While organizations should not waste too much time on flashy animations or interactive features developers should pay attention to the fundamental aesthetics of fonts, colors, and spacing.
“Time is money, and you don’t want your user sitting there for hours waiting for all the bubble graphs on your dashboard to pop up, but it’s very important to consider basic elements of design consistency when you offer up a presentation,” said Shah.
“A really poor user experience will distract from the data, even if the numbers themselves are presented appropriately. The focus should always be the data.
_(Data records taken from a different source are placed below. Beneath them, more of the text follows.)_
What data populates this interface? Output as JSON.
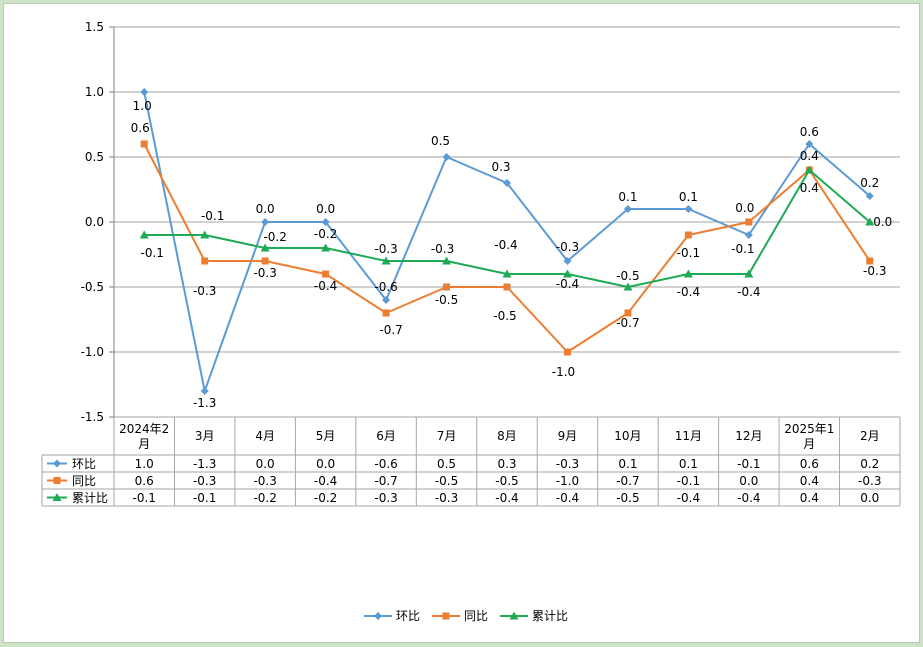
{
  "chart_data": {
    "type": "line",
    "title": "",
    "xlabel": "",
    "ylabel": "",
    "ylim": [
      -1.5,
      1.5
    ],
    "yticks": [
      -1.5,
      -1.0,
      -0.5,
      0.0,
      0.5,
      1.0,
      1.5
    ],
    "ytick_labels": [
      "-1.5",
      "-1.0",
      "-0.5",
      "0.0",
      "0.5",
      "1.0",
      "1.5"
    ],
    "grid": true,
    "legend_position": "bottom",
    "data_table": true,
    "categories": [
      "2024年2月",
      "3月",
      "4月",
      "5月",
      "6月",
      "7月",
      "8月",
      "9月",
      "10月",
      "11月",
      "12月",
      "2025年1月",
      "2月"
    ],
    "series": [
      {
        "name": "环比",
        "color": "#5b9bd5",
        "marker": "diamond",
        "values": [
          1.0,
          -1.3,
          0.0,
          0.0,
          -0.6,
          0.5,
          0.3,
          -0.3,
          0.1,
          0.1,
          -0.1,
          0.6,
          0.2
        ],
        "labels": [
          "1.0",
          "-1.3",
          "0.0",
          "0.0",
          "-0.6",
          "0.5",
          "0.3",
          "-0.3",
          "0.1",
          "0.1",
          "-0.1",
          "0.6",
          "0.2"
        ]
      },
      {
        "name": "同比",
        "color": "#ed7d31",
        "marker": "square",
        "values": [
          0.6,
          -0.3,
          -0.3,
          -0.4,
          -0.7,
          -0.5,
          -0.5,
          -1.0,
          -0.7,
          -0.1,
          0.0,
          0.4,
          -0.3
        ],
        "labels": [
          "0.6",
          "-0.3",
          "-0.3",
          "-0.4",
          "-0.7",
          "-0.5",
          "-0.5",
          "-1.0",
          "-0.7",
          "-0.1",
          "0.0",
          "0.4",
          "-0.3"
        ]
      },
      {
        "name": "累计比",
        "color": "#1faa55",
        "marker": "triangle",
        "values": [
          -0.1,
          -0.1,
          -0.2,
          -0.2,
          -0.3,
          -0.3,
          -0.4,
          -0.4,
          -0.5,
          -0.4,
          -0.4,
          0.4,
          0.0
        ],
        "labels": [
          "-0.1",
          "-0.1",
          "-0.2",
          "-0.2",
          "-0.3",
          "-0.3",
          "-0.4",
          "-0.4",
          "-0.5",
          "-0.4",
          "-0.4",
          "0.4",
          "0.0"
        ]
      }
    ]
  }
}
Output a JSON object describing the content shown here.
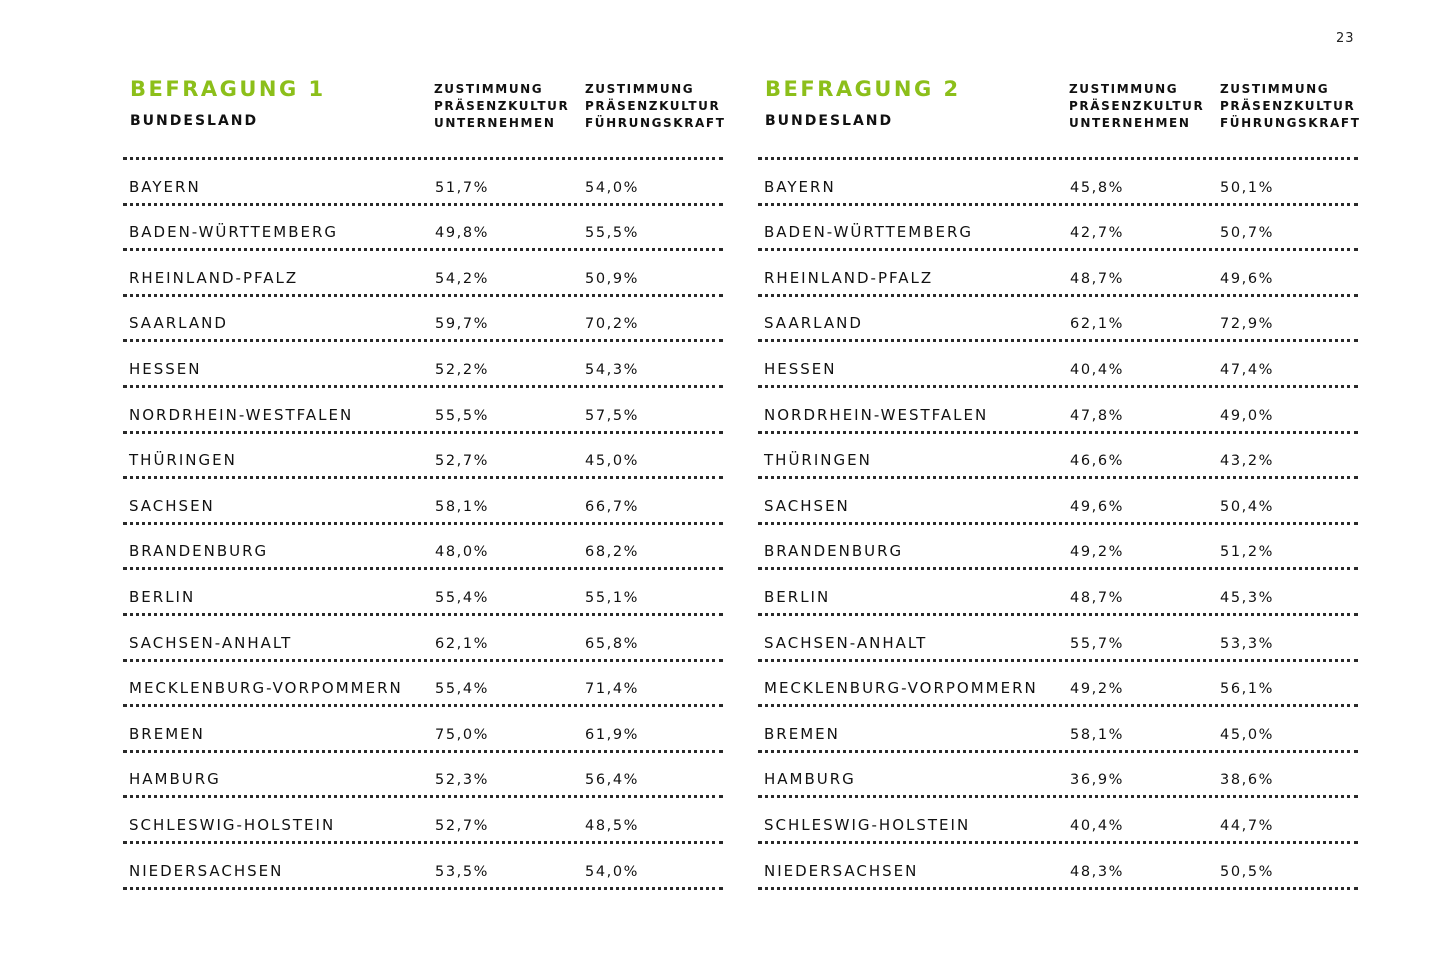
{
  "page_number": "23",
  "headers": {
    "bundesland": "BUNDESLAND",
    "col1": [
      "ZUSTIMMUNG",
      "PRÄSENZKULTUR",
      "UNTERNEHMEN"
    ],
    "col2": [
      "ZUSTIMMUNG",
      "PRÄSENZKULTUR",
      "FÜHRUNGSKRAFT"
    ]
  },
  "surveys": [
    {
      "title": "BEFRAGUNG 1",
      "rows": [
        {
          "state": "BAYERN",
          "unternehmen": "51,7%",
          "fuehrungskraft": "54,0%"
        },
        {
          "state": "BADEN-WÜRTTEMBERG",
          "unternehmen": "49,8%",
          "fuehrungskraft": "55,5%"
        },
        {
          "state": "RHEINLAND-PFALZ",
          "unternehmen": "54,2%",
          "fuehrungskraft": "50,9%"
        },
        {
          "state": "SAARLAND",
          "unternehmen": "59,7%",
          "fuehrungskraft": "70,2%"
        },
        {
          "state": "HESSEN",
          "unternehmen": "52,2%",
          "fuehrungskraft": "54,3%"
        },
        {
          "state": "NORDRHEIN-WESTFALEN",
          "unternehmen": "55,5%",
          "fuehrungskraft": "57,5%"
        },
        {
          "state": "THÜRINGEN",
          "unternehmen": "52,7%",
          "fuehrungskraft": "45,0%"
        },
        {
          "state": "SACHSEN",
          "unternehmen": "58,1%",
          "fuehrungskraft": "66,7%"
        },
        {
          "state": "BRANDENBURG",
          "unternehmen": "48,0%",
          "fuehrungskraft": "68,2%"
        },
        {
          "state": "BERLIN",
          "unternehmen": "55,4%",
          "fuehrungskraft": "55,1%"
        },
        {
          "state": "SACHSEN-ANHALT",
          "unternehmen": "62,1%",
          "fuehrungskraft": "65,8%"
        },
        {
          "state": "MECKLENBURG-VORPOMMERN",
          "unternehmen": "55,4%",
          "fuehrungskraft": "71,4%"
        },
        {
          "state": "BREMEN",
          "unternehmen": "75,0%",
          "fuehrungskraft": "61,9%"
        },
        {
          "state": "HAMBURG",
          "unternehmen": "52,3%",
          "fuehrungskraft": "56,4%"
        },
        {
          "state": "SCHLESWIG-HOLSTEIN",
          "unternehmen": "52,7%",
          "fuehrungskraft": "48,5%"
        },
        {
          "state": "NIEDERSACHSEN",
          "unternehmen": "53,5%",
          "fuehrungskraft": "54,0%"
        }
      ]
    },
    {
      "title": "BEFRAGUNG 2",
      "rows": [
        {
          "state": "BAYERN",
          "unternehmen": "45,8%",
          "fuehrungskraft": "50,1%"
        },
        {
          "state": "BADEN-WÜRTTEMBERG",
          "unternehmen": "42,7%",
          "fuehrungskraft": "50,7%"
        },
        {
          "state": "RHEINLAND-PFALZ",
          "unternehmen": "48,7%",
          "fuehrungskraft": "49,6%"
        },
        {
          "state": "SAARLAND",
          "unternehmen": "62,1%",
          "fuehrungskraft": "72,9%"
        },
        {
          "state": "HESSEN",
          "unternehmen": "40,4%",
          "fuehrungskraft": "47,4%"
        },
        {
          "state": "NORDRHEIN-WESTFALEN",
          "unternehmen": "47,8%",
          "fuehrungskraft": "49,0%"
        },
        {
          "state": "THÜRINGEN",
          "unternehmen": "46,6%",
          "fuehrungskraft": "43,2%"
        },
        {
          "state": "SACHSEN",
          "unternehmen": "49,6%",
          "fuehrungskraft": "50,4%"
        },
        {
          "state": "BRANDENBURG",
          "unternehmen": "49,2%",
          "fuehrungskraft": "51,2%"
        },
        {
          "state": "BERLIN",
          "unternehmen": "48,7%",
          "fuehrungskraft": "45,3%"
        },
        {
          "state": "SACHSEN-ANHALT",
          "unternehmen": "55,7%",
          "fuehrungskraft": "53,3%"
        },
        {
          "state": "MECKLENBURG-VORPOMMERN",
          "unternehmen": "49,2%",
          "fuehrungskraft": "56,1%"
        },
        {
          "state": "BREMEN",
          "unternehmen": "58,1%",
          "fuehrungskraft": "45,0%"
        },
        {
          "state": "HAMBURG",
          "unternehmen": "36,9%",
          "fuehrungskraft": "38,6%"
        },
        {
          "state": "SCHLESWIG-HOLSTEIN",
          "unternehmen": "40,4%",
          "fuehrungskraft": "44,7%"
        },
        {
          "state": "NIEDERSACHSEN",
          "unternehmen": "48,3%",
          "fuehrungskraft": "50,5%"
        }
      ]
    }
  ],
  "colors": {
    "accent": "#8cbf1a",
    "text": "#111111",
    "rule": "#2a2a2a"
  }
}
The visualization is there purely to make the data easier to consume.”
As healthcare organizations become more reliant on their big data assets to make decisions about patient outcomes and financial strategies, good data visualization habits will become increasingly crucial for ensuring that information is interpreted and utilized appropriately.
Creating striking, engaging, and meaningful data visualizations can help to break down even the most complex and convoluted healthcare problems into manageable component parts, giving providers a new level of insight into how to deliver the highest quality care to patients while succeeding with their strategic goals.